Hallucinating for drug development
Generative AI’s tendency to “hallucinate,” or make up responses out of whole cloth, could be a boon when it comes to drug discovery, but previous attempts to generate new drugs with this kind of AI resulted in compounds that would be impossible to make in the real world, Swanson said. The researchers needed to put guardrails around SyntheMol’s activity — namely, to ensure that any molecules the model dreamed up could be synthesized in a lab.
“We’ve approached this problem by trying to bridge that gap between computational work and wet lab validation,” Swanson said.
The model was trained to construct potential drugs using a library of more than 130,000 molecular building blocks and a set of validated chemical reactions. It generated the final compound and the steps it took with those building blocks, giving the researchers a set of recipes to produce the drugs.
The researchers also trained the model on existing data of different chemicals’ antibacterial activity against A. baumannii. With these guidelines and its building block starting set, SyntheMol generated around 25,000 possible antibiotics and the recipes to make them in less than nine hours. To prevent the bacteria from quickly developing resistance to the new compounds, researchers then filtered the generated compounds to only those that were dissimilar from existing compounds.
“Now we have not just entirely new molecules but also explicit instructions for how to make those molecules,” Zou said.
A new chemical space
The researchers chose the 70 compounds with the highest potential to kill the bacterium and worked with the Ukrainian chemical company Enamine to synthesize them. The company was able to efficiently generate 58 of these compounds, six of which killed a resistant strain of A. baumannii when researchers tested them in the lab. These new compounds also showed antibacterial activity against other kinds of infectious bacteria prone to antibiotic resistance, including E. coli, Klebsiella pneumoniae and MRSA.

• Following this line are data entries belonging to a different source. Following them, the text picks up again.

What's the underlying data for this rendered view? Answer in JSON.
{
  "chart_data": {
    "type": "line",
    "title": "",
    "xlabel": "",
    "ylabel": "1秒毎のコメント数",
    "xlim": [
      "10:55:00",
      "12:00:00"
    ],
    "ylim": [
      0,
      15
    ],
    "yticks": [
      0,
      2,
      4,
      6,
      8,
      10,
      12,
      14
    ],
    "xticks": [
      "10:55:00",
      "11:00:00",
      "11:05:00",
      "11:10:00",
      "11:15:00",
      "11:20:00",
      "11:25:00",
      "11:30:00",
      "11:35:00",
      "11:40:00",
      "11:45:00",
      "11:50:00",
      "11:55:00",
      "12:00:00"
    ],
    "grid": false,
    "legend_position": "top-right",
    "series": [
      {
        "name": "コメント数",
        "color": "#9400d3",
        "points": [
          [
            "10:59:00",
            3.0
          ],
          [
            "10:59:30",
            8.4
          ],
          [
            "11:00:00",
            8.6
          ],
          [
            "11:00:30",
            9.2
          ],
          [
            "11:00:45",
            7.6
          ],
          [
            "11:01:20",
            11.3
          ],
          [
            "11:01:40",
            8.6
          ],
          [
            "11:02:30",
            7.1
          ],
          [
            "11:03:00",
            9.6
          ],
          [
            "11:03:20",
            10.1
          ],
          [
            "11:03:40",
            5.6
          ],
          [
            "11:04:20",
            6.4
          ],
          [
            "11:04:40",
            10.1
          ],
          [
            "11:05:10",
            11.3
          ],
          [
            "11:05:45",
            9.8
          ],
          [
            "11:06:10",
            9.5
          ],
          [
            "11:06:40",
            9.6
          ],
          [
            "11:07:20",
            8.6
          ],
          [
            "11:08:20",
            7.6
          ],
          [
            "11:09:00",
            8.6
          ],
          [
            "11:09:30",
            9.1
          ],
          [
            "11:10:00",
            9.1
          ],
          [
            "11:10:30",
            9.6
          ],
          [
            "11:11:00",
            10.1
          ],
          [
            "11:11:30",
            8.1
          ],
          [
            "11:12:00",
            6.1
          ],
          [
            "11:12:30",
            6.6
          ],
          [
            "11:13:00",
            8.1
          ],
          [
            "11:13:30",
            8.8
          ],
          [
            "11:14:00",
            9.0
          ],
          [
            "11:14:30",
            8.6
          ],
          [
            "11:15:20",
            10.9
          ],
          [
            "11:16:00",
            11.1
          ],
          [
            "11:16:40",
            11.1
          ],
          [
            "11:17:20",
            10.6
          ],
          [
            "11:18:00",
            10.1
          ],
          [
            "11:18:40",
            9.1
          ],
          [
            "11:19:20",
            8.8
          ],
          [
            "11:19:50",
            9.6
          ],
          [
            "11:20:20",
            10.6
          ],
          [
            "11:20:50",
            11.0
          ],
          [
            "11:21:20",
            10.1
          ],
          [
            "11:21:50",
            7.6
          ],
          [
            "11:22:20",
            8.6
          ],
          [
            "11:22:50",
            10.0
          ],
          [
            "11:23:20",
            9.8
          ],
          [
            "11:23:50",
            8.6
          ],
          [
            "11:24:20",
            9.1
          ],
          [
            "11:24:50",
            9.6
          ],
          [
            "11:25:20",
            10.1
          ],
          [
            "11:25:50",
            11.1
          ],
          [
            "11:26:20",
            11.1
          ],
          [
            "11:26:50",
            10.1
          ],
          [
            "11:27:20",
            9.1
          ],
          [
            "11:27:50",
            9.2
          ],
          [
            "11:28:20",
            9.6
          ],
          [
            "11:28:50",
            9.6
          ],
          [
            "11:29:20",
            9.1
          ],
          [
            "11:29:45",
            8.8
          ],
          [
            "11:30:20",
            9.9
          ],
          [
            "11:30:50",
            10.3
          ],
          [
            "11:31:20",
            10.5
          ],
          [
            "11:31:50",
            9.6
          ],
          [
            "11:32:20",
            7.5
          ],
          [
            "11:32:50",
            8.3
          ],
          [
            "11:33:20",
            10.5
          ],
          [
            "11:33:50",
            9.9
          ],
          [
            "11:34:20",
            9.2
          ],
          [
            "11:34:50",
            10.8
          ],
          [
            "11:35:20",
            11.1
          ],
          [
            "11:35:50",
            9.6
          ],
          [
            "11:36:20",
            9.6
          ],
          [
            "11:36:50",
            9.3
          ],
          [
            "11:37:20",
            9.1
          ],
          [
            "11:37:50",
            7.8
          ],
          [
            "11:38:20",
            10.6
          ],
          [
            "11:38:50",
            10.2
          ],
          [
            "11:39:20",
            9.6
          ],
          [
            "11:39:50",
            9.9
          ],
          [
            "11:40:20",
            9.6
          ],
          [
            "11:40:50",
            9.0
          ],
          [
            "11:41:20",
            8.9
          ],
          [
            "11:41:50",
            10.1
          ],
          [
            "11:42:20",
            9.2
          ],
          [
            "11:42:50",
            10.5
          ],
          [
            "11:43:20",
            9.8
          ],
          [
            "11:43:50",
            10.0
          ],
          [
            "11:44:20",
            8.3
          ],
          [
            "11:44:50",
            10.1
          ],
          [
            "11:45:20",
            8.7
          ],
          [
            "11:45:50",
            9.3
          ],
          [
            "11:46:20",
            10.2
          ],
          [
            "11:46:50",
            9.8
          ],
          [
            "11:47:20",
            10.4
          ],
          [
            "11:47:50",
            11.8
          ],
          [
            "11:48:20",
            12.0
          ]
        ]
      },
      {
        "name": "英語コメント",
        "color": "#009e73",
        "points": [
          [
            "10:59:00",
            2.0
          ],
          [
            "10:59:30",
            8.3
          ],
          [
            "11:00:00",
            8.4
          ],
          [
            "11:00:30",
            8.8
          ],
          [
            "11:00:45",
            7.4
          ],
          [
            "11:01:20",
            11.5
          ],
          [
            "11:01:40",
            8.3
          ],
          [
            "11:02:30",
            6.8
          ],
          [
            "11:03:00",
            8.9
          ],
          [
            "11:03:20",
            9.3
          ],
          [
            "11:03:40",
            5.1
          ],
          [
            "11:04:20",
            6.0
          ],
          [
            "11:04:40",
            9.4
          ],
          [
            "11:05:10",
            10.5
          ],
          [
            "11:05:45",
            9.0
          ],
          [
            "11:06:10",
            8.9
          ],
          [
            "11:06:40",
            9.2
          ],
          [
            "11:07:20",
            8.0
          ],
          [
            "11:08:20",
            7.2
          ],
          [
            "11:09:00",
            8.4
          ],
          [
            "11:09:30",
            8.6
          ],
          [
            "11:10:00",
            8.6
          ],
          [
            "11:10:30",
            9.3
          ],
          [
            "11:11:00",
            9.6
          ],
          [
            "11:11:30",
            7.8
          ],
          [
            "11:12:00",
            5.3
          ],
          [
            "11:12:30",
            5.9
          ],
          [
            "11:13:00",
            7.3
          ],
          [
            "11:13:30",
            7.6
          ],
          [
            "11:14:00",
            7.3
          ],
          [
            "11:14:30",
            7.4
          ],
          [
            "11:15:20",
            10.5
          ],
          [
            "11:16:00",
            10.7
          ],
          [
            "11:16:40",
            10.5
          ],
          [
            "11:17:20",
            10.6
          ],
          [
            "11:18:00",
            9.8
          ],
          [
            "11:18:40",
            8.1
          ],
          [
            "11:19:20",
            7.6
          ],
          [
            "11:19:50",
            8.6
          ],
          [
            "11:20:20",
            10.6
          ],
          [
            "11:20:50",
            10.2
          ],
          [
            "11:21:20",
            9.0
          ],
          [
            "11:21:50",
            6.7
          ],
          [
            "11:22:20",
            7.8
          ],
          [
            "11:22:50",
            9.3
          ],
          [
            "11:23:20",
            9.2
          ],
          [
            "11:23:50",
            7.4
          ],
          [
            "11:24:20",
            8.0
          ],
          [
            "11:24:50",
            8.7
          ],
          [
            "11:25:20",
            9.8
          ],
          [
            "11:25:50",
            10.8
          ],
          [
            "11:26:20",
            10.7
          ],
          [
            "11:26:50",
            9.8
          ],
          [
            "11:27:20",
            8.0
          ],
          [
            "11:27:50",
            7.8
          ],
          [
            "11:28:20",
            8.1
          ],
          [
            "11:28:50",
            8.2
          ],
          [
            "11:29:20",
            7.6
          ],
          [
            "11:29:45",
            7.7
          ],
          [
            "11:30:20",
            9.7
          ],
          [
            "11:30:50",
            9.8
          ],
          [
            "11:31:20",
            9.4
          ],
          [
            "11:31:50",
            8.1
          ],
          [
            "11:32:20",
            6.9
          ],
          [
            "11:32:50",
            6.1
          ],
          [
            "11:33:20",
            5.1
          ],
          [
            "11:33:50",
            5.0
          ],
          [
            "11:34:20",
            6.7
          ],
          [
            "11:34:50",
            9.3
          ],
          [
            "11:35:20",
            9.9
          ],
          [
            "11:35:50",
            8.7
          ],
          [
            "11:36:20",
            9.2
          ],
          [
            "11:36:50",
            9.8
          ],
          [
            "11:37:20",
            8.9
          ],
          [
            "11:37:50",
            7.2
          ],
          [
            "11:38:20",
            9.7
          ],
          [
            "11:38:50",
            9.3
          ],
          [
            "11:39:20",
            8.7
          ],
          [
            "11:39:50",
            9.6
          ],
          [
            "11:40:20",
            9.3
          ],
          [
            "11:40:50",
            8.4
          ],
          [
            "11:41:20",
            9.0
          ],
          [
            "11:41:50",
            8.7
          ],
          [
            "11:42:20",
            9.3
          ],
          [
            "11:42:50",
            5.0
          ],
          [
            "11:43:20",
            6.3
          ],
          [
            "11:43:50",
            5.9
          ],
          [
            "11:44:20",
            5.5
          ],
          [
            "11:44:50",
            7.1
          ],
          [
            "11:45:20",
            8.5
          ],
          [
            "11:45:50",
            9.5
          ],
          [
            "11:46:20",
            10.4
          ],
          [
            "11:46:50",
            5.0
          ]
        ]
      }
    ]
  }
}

The scientists were able to further test two of the six compounds for toxicity in mice, as the other four didn’t dissolve in water. The two they tested seemed safe; the next step is to test the drugs in mice infected with A. baumannii to see if they work in a living body, Zou said.
The six compounds are vastly different from each other and from existing antibiotics. The researchers don’t know how their antibacterial properties work at the molecular level, but exploring those details could yield general principles relevant to other antibiotic development.
“This AI is really designing and teaching us about this entirely new part of the chemical space that humans just haven’t explored before,” Zou said.
Zou and Swanson are also refining SyntheMol and broadening its reach. They’re collaborating with other research groups to use the model for drug discovery for heart disease and to create new fluorescent molecules for laboratory research.